The result is not a Robin-Hood transfer from “Big Tech” to mom-and-pop shops; it is a net contraction. Lost scale efficiencies raise transaction costs that ultimately flow to consumers in higher prices across the economy. Meanwhile, reduced wage growth erodes households’ ability to absorb those higher prices. That one-two punch is the opposite of affordability.
Comparing costs and benefits
Supporters argue the bill combats monopoly power, yet New York already has the Donnelly Act, federal antitrust statutes, and a robust plaintiff’s bar. Incremental enforcement value is therefore modest, while the downside risk—measured in billions of dollars and hundreds of thousands of jobs—is large and immediate. Economic policy is about trade-offs; here the trade-off looks lopsided.
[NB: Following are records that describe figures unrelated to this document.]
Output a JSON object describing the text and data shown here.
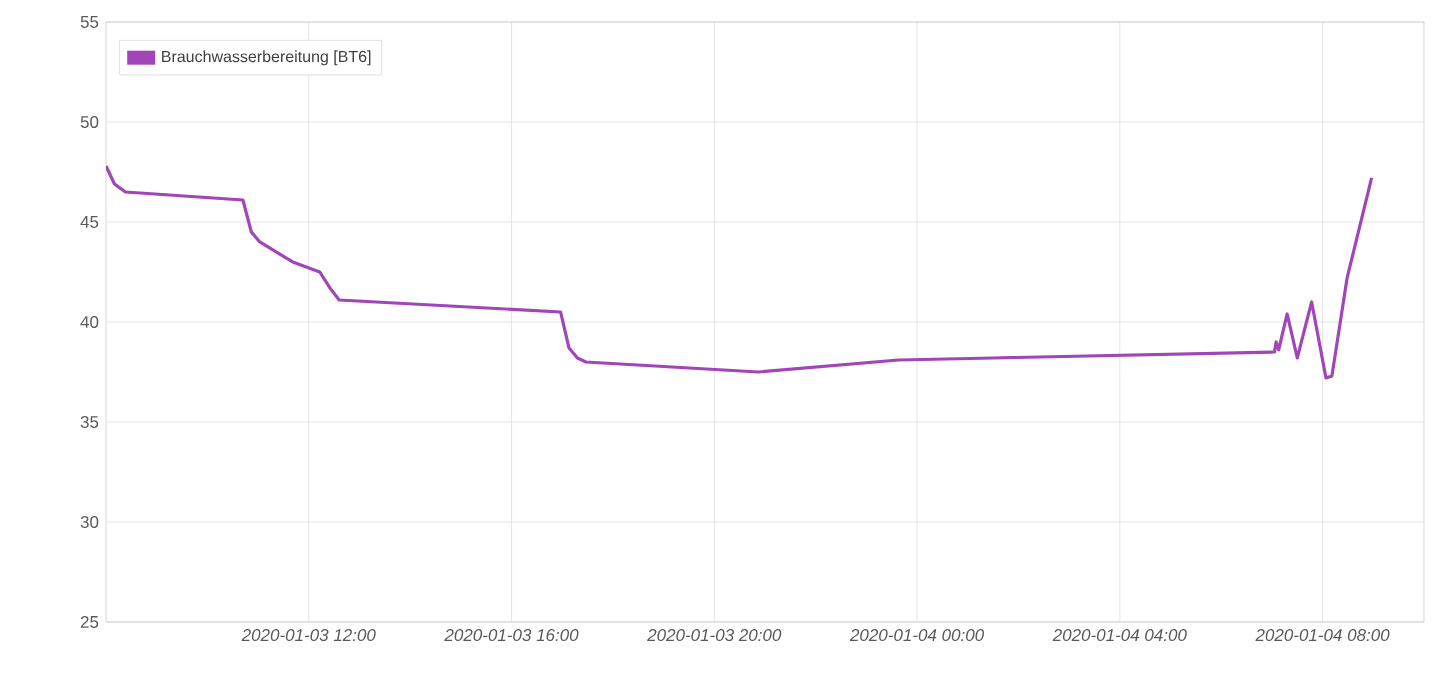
{
  "chart_data": {
    "type": "line",
    "x": [
      "2020-01-03T08:00",
      "2020-01-03T08:10",
      "2020-01-03T08:23",
      "2020-01-03T10:42",
      "2020-01-03T10:52",
      "2020-01-03T11:02",
      "2020-01-03T11:41",
      "2020-01-03T12:13",
      "2020-01-03T12:25",
      "2020-01-03T12:36",
      "2020-01-03T16:58",
      "2020-01-03T17:08",
      "2020-01-03T17:18",
      "2020-01-03T17:28",
      "2020-01-03T20:52",
      "2020-01-03T23:38",
      "2020-01-04T01:30",
      "2020-01-04T07:03",
      "2020-01-04T07:05",
      "2020-01-04T07:08",
      "2020-01-04T07:18",
      "2020-01-04T07:30",
      "2020-01-04T07:47",
      "2020-01-04T08:04",
      "2020-01-04T08:11",
      "2020-01-04T08:29",
      "2020-01-04T08:58"
    ],
    "series": [
      {
        "name": "Brauchwasserbereitung [BT6]",
        "color": "#a046b8",
        "values": [
          47.8,
          46.9,
          46.5,
          46.1,
          44.5,
          44.0,
          43.0,
          42.5,
          41.7,
          41.1,
          40.5,
          38.7,
          38.2,
          38.0,
          37.5,
          38.1,
          38.2,
          38.5,
          39.0,
          38.6,
          40.4,
          38.2,
          41.0,
          37.2,
          37.3,
          42.2,
          47.2
        ]
      }
    ],
    "xlim": [
      "2020-01-03T08:00",
      "2020-01-04T10:00"
    ],
    "ylim": [
      25,
      55
    ],
    "xticks": [
      {
        "value": "2020-01-03T12:00",
        "label": "2020-01-03 12:00"
      },
      {
        "value": "2020-01-03T16:00",
        "label": "2020-01-03 16:00"
      },
      {
        "value": "2020-01-03T20:00",
        "label": "2020-01-03 20:00"
      },
      {
        "value": "2020-01-04T00:00",
        "label": "2020-01-04 00:00"
      },
      {
        "value": "2020-01-04T04:00",
        "label": "2020-01-04 04:00"
      },
      {
        "value": "2020-01-04T08:00",
        "label": "2020-01-04 08:00"
      }
    ],
    "yticks": [
      25,
      30,
      35,
      40,
      45,
      50,
      55
    ],
    "grid": true,
    "legend": "top left"
  }
}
Antitrust should remain a scalpel, not a sledgehammer
New York has weathered recessions, pandemics, and fiscal crises, but it has never intentionally legislated away nearly a percentage point of annual growth. As an economist, I regard growth not as an abstract metric but as the fuel that funds higher worker pay and pays the taxes that support public schools and subway repairs. Before Albany engineers the nation’s strictest abuse-of-dominance regime, it should reckon with a sobering reality: the people who will shoulder the cost are not CEOs in Midtown boardrooms—they are the millions of New Yorkers already balancing rent and groceries. Lawmakers should hit pause, study the evidence, and choose prosperity over self-destructive symbolism.
Trevor Wagener is the Chief Economist of the Computer & Communications Industry Association (CCIA) and the Director of the CCIA Research Center.